FIG. 3 is a diagram showing signal voltage waveforms applied to recording electrode groups and guard electrodes according to the first to fourth embodiments of the present invention.

FIG. 4 is a perspective view of an electrostatic inkjet head according to a second embodiment of the present invention.

FIG. 5 is a perspective view of an electrostatic inkjet head according to another embodiment of the present invention.

FIG. 6 is a perspective view of a conventional electrostatic ink jet head.

FIG. 7 is a sectional view of a conventional electrostatic ink jet head.
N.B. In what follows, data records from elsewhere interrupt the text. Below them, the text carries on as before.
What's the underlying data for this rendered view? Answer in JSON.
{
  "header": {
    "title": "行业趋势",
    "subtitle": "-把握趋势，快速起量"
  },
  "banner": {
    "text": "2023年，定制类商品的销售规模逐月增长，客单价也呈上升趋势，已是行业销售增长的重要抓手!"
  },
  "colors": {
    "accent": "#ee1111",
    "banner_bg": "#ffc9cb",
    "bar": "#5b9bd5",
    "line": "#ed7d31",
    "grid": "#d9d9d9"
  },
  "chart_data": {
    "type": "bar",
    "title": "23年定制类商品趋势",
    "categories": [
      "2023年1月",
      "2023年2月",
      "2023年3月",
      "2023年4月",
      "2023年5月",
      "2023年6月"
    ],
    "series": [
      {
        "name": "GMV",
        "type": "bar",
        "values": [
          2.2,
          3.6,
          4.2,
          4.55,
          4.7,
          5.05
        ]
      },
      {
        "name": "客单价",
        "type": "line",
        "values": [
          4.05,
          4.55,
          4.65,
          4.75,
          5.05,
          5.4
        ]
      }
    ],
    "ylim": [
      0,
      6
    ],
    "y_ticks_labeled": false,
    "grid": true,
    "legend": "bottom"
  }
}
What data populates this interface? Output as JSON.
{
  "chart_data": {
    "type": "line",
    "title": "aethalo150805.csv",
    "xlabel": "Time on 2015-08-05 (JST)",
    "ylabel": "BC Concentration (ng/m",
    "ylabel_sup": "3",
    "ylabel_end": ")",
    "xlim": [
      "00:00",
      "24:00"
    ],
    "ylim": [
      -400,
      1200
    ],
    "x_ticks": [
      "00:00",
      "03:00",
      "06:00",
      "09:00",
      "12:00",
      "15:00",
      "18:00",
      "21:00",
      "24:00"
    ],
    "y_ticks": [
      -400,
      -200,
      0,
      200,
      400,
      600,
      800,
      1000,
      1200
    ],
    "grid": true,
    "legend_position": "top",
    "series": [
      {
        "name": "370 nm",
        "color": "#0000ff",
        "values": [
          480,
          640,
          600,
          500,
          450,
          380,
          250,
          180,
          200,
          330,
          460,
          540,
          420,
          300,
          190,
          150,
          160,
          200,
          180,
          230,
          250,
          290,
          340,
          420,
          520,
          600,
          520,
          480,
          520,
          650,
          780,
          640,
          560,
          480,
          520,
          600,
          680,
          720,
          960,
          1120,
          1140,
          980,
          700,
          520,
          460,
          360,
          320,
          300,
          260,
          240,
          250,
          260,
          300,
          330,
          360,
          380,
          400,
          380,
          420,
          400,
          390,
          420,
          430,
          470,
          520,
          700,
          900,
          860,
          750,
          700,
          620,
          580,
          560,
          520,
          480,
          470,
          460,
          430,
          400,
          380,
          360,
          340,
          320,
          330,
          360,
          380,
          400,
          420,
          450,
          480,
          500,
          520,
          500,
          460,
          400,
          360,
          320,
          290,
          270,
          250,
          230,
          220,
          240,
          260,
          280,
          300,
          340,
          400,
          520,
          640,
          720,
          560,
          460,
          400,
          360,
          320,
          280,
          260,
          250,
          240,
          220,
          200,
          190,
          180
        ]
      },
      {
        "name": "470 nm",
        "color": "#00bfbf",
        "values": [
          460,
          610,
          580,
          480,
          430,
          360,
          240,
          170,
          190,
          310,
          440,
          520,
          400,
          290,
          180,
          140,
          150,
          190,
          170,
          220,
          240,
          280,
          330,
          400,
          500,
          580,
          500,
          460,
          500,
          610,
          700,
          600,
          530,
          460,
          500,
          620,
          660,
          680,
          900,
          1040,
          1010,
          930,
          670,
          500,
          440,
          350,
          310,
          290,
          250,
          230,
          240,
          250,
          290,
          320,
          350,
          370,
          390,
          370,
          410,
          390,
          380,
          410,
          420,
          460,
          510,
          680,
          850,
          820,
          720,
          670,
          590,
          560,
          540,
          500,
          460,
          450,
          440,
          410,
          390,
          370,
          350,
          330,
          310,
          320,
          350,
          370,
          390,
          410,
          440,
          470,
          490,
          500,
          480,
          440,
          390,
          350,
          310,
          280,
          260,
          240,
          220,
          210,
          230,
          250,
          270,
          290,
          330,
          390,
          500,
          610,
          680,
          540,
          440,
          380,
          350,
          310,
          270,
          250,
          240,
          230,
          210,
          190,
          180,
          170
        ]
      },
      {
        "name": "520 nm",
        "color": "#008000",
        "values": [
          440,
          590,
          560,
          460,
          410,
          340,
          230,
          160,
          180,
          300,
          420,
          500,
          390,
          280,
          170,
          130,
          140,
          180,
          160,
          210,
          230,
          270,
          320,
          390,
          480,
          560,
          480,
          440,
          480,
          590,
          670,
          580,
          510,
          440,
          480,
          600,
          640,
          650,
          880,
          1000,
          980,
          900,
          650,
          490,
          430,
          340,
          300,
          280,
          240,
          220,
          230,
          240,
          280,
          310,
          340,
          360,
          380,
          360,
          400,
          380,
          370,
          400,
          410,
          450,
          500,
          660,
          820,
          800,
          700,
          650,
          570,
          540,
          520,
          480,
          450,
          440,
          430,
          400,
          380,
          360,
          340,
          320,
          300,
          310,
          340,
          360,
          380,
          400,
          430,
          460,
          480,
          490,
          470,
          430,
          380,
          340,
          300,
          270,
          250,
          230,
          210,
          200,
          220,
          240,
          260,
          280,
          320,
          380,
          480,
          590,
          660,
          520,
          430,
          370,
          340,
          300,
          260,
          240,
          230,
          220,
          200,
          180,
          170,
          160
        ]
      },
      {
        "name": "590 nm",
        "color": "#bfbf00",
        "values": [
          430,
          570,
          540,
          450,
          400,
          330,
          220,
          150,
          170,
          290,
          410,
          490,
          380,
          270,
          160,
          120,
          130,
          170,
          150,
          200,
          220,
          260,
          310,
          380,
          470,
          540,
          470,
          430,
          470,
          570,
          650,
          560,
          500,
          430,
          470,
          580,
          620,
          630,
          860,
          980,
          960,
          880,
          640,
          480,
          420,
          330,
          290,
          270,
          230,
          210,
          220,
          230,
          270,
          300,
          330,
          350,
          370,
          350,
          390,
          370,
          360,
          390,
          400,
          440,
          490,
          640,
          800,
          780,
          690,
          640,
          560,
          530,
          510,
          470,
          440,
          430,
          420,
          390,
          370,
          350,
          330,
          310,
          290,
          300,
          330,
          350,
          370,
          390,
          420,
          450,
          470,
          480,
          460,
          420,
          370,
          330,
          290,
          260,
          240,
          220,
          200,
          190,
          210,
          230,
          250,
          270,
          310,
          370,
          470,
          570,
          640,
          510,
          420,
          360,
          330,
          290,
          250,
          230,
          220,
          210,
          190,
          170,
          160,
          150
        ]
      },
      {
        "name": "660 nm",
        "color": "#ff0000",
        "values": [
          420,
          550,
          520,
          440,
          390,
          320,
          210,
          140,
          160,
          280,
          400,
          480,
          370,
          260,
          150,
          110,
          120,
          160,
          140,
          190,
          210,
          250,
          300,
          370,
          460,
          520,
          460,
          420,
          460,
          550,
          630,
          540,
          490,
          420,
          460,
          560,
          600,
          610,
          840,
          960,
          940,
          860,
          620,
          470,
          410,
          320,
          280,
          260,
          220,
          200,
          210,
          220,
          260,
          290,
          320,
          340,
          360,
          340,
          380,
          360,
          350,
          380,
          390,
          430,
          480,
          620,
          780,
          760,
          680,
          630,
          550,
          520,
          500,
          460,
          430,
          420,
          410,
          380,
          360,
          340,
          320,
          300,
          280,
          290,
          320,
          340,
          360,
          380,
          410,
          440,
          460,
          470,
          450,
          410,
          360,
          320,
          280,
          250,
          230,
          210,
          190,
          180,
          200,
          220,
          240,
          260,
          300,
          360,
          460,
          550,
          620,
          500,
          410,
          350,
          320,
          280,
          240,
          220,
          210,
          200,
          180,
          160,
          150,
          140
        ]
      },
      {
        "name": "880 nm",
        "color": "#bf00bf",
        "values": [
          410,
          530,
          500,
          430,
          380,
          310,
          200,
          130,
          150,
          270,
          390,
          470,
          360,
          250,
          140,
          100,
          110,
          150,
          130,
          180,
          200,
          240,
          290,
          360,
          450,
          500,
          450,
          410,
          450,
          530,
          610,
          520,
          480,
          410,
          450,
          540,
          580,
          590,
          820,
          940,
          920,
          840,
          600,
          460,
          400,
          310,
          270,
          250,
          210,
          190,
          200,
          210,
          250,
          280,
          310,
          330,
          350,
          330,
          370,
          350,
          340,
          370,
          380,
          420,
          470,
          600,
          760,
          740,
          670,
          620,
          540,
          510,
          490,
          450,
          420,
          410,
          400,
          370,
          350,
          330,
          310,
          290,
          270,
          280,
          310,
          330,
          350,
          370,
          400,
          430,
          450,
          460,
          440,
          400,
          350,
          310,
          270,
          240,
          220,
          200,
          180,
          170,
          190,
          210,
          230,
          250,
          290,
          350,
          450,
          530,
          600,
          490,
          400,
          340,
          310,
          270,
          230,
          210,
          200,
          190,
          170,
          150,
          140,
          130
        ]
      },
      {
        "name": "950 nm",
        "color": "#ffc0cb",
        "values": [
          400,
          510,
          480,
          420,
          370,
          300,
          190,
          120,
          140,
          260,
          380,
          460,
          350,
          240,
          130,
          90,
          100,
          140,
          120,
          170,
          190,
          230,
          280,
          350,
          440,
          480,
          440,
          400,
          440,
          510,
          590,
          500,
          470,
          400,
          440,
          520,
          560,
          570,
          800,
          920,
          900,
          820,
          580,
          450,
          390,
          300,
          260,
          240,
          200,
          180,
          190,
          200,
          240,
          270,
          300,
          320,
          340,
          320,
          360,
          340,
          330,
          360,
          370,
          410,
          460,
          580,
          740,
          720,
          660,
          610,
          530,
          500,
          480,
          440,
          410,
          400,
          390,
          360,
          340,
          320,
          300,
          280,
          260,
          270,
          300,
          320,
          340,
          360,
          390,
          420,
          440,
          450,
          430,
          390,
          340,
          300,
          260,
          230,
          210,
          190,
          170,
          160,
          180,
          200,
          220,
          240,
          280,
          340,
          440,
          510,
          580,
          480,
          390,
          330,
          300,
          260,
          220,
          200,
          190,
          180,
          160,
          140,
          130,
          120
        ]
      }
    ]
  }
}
FIG. 8 is a diagram illustrating diffusion of conventional color material particles.

[Explanation of symbols]

 DESCRIPTION OF SYMBOLS 1 Recording electrode group 2 Guard electrode 3 Upper plate 4 Lower plate 5 Auxiliary electrode 6 Color material particle 10 Ink ejection port

Claims (4)

[Claims] A plurality of recording electrode groups provided along a substantially straight line, an upper plate and a lower plate sandwiching these recording electrode groups up and down, an ink discharge port formed by the upper plate and the lower plate, An electrostatic ink jet that includes a plurality of guard electrodes that divide the ink ejection port and is disposed so as to sandwich the recording electrode group, and selectively drives the recording electrode group to eject ink to print on a recording medium; A recording apparatus, wherein the control is performed such that the absolute value of the potential applied to the guard electrode is longer than the absolute value of the signal voltage applied to the recording electrode group. apparatus. 2. The electrostatic ink jet recording according to claim 1, wherein the ink discharge ports are arranged so as to be mutually shifted in a direction intersecting a substantially straight line provided with the recording electrode group. apparatus. 3. The electrostatic ink jet recording apparatus according to claim 2, wherein said guard electrode has the same shape as said recording electrode group. 4. The electrostatic ink jet recording apparatus according to claim 1, wherein another guard electrode is arranged near at least one of the upper plate and the lower plate.